From airplane to starship...
Bekah
Bekah0176 at sbcglobal.net
Fri Oct 24 01:09:29 CDT 2008
And I saw Easy Rider with my husband when I was 21 (when it came
out). A couple years or so later my hubby and I with two kids in
tow drove cross country in a VW van with California plates. We
had to go through way-south Louisiana (like beyond Jeanerette and
Morgan City and Thibodaux) into New Orleans. Tim had fairly long
hair and I looked like some stray hippie mom. We had believed Easy
Rider so we were a bit nervous but not overly so. There was one
kinda interesting experience in Thibodaux. While we were looking at
the Evangeline Tree a guy came up to Tim and started talking like
where were we from and where were we going, etc. Tim got nervous and
we didn't stick around long enough for lunch.
We had to stop to ask directions somewhere south of there (Raceland?)

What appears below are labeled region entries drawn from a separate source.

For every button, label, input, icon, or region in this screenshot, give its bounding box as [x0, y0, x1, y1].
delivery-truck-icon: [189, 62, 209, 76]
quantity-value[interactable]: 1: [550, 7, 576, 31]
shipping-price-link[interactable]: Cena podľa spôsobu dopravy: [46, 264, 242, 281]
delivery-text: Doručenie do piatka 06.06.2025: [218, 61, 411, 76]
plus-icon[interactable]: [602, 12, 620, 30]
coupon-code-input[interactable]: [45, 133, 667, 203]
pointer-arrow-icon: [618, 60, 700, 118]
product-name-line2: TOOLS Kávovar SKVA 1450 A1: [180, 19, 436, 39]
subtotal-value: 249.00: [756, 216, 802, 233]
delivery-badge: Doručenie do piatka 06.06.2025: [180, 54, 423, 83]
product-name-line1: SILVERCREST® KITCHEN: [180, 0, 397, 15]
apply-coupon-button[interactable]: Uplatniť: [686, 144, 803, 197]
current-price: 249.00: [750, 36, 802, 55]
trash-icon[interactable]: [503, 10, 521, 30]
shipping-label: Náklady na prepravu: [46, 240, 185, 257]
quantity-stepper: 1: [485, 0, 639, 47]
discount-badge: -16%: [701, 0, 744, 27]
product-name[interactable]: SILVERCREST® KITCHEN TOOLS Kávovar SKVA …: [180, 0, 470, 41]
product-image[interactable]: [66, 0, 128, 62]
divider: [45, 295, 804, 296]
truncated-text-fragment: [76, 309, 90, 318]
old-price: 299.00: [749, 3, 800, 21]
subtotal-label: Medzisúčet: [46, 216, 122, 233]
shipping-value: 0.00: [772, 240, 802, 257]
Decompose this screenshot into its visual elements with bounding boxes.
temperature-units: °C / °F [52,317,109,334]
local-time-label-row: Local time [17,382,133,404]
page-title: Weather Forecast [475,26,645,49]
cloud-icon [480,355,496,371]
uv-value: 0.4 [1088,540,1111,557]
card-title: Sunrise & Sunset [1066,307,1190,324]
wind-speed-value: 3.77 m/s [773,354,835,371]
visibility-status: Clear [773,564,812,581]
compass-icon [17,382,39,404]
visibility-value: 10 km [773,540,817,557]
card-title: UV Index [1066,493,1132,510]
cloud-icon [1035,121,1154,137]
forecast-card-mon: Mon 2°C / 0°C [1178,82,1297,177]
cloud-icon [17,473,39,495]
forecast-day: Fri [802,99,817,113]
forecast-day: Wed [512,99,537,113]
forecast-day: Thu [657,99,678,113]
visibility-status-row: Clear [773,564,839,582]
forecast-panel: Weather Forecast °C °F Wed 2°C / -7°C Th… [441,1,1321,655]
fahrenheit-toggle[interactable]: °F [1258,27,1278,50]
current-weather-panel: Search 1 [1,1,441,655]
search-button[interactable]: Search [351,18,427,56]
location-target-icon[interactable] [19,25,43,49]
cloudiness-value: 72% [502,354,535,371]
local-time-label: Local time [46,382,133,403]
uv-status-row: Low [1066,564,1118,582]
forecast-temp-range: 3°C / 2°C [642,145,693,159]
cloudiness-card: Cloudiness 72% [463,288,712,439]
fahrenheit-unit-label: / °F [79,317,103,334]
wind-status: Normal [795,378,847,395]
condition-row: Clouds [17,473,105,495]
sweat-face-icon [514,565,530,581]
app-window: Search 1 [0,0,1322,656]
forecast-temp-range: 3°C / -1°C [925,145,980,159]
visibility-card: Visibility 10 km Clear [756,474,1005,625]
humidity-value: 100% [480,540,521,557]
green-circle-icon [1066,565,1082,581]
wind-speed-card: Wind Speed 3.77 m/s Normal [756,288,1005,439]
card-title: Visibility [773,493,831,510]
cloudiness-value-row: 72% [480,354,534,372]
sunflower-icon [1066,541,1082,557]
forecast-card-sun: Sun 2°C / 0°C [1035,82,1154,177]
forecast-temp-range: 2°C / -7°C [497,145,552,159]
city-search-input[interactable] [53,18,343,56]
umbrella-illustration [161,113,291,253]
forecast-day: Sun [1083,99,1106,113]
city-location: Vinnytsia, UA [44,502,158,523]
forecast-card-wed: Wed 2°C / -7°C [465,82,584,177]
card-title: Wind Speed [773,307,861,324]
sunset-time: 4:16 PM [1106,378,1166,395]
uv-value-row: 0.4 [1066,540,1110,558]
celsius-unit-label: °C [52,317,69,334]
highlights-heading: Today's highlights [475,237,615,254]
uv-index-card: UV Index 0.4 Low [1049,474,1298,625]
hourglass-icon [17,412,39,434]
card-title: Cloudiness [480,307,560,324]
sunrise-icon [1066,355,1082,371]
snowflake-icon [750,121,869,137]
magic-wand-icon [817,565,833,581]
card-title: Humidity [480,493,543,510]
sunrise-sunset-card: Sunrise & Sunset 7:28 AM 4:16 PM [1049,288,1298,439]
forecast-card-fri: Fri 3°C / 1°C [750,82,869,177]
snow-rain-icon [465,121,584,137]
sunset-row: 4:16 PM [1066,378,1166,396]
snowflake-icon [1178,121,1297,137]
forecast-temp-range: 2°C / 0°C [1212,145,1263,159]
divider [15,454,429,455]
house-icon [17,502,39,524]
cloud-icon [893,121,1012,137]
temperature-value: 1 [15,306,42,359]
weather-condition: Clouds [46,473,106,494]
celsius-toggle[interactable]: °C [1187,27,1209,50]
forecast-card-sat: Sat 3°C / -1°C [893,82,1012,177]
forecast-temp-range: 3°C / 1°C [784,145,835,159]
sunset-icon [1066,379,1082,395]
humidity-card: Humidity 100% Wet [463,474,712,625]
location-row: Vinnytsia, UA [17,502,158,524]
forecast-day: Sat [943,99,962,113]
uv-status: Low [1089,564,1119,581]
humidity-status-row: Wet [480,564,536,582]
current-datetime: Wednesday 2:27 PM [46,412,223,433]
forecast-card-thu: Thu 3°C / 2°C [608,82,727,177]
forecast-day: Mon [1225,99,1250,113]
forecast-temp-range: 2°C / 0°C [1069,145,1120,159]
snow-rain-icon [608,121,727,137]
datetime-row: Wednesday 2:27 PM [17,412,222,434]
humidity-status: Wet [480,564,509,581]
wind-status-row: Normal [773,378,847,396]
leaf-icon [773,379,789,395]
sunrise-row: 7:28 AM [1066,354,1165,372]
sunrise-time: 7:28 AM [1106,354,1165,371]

and I have no earthly idea what that guy actually said - I only know
he pointed east and so that's where we went. (Cajun accents were
really thick there then.)
I didn't quite dare stop and take a photo of the black kid on the
back of a big truck piled with watermelon but I see him and the scene
in my mind. OR the black girls walking barefoot on the seashell road
shoulders.
VW buses, even new ones like ours, were not common there - neither
was long hair. After a couple days in New Orleans we headed north.
Oh memories...
Bekah
On Oct 23, 2008, at 7:44 AM, Robin Landseadel wrote:
> I remember seeing Easy Rider when It came out. I must have been 14 at
> the time. My dad figured that an 'R' rated movie wasn't going to
> destroy
> my morals any more than the pile of Playboy magazine he tossed in my
> general direction [doubtless in the hope that some of my more limp-
> wristed
> habits might go away.] My father was a veteran of the Civil Rights
> movement, involved in many acts of civil disobedience including the
> march in Selma that was a turning point in voter rights in the deep
> south.
> So when we left the theater, quite shaken, my dad had a paranoid
> response. We were followed by a truck with a rifle rack, and dad
> told us to
> get down in the back seats so our heads were not exposed to any
> potential
> gunfire. Looking at the film 30 years later, I saw a Greek
> tragedy, idealists
> turned into pimps. But that film set off a fire 40 years ago
> because it fed
> into the fears of 'white negros' who came to see themselves as martyrs
> to 'the cause.'
>
>
> On Oct 23, 2008, at 7:02 AM, rich wrote:
>
>> huh?
>>
>> guess i was on the wrong kinda drugs. put obama on that hog and dang
>> if some redneck in a white pickup wouldn't blow'em away today thx to
>> all those right-wing scumbags in this country.
>> things haven't changed in middle america after all.